Рейчел вновь принялась застенчиво играть со своей прической, когда по залу разнеслись звуки первых аплодисментов, постепенно перераставшие в оглушительную овацию. Здесь присутствовали все, кто помог Китти добиться признанного успеха: актеры, редакторы, продюсеры, агенты, журналисты, звезды спорта. Да, все пришли сегодня, но уже скоро они исчезнут из ее жизни, как и Макс, потеряв интерес к ней, как только она престанет быть для них полезна. Те же люди, которые прежде охотно пересекали залы ресторанов из одного конца в другой ради привилегии поговорить с ней, будут делать вид, что не замечают ее во время светских приемов. Или же возьмут за правило поспешно обрывать беседу с ней, чтобы привлечь к себе внимание новой, гораздо более молодой женщины, которая придет на смену Китти. Но при этом каждый будет считать себя порядочным человеком, поскольку вообще стал разговаривать с таким полным ничтожеством, чья слава безвозвратно канула в прошлое.

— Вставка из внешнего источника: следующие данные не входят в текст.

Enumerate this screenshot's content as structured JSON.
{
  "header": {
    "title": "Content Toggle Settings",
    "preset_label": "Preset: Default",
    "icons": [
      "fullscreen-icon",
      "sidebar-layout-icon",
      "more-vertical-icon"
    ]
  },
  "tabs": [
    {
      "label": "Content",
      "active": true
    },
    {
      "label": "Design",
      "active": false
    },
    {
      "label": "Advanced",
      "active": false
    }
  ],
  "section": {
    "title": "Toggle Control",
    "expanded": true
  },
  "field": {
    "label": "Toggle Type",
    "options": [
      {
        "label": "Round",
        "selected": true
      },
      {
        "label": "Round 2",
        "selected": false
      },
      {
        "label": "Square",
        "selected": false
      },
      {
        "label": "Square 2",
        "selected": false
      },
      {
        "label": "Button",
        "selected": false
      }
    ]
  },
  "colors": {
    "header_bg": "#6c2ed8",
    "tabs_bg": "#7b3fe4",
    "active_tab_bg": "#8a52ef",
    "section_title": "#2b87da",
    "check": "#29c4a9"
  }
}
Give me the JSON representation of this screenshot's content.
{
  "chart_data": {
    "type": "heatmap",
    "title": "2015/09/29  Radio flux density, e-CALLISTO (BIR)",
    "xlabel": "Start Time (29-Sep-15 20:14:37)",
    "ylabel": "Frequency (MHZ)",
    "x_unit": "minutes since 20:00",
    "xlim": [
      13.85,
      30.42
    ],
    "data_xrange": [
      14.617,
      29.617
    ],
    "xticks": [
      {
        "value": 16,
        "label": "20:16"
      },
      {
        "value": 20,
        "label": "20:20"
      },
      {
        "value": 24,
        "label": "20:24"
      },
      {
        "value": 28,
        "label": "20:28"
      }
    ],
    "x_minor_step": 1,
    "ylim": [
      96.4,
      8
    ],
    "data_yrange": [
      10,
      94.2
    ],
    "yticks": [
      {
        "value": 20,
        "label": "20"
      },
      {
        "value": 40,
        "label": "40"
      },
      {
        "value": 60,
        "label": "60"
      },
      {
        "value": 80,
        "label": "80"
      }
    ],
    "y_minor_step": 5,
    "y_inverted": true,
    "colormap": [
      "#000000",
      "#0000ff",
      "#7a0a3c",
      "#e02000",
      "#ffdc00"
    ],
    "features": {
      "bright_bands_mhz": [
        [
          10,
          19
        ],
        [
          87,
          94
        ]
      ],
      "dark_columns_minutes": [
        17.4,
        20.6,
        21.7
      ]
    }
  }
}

Китти улыбнулась и теперь сама обратилась к Рейчел:

– Не могла бы ты поехать ко мне домой и привезти темно-синее платье из бутика «Джагер» и туфли той же фирмы? Я хочу переодеться после окончания ужина.

Рейчел, заметно расстроившись, бросила мимолетный взгляд на Макса, а затем повернулась и направилась вдоль рядов столиков к выходу. Теперь ее щеки пылали от уязвленного самолюбия. Когда аплодисменты наконец стихли, Китти тихо откашлялась, прочищая горло.

– Спасибо всем, кто пришел сюда этим вечером. Но хочу выразить особую благодарность моей многострадальной команде за то, что терпели меня в течение пятнадцати последних сезонов: красавице и бесценной помощнице Рейчел, без которой я никак не смогла бы обойтись, и, конечно же, исполнительному продюсеру Максу Хестону, работавшему со мной буквально с первого дня.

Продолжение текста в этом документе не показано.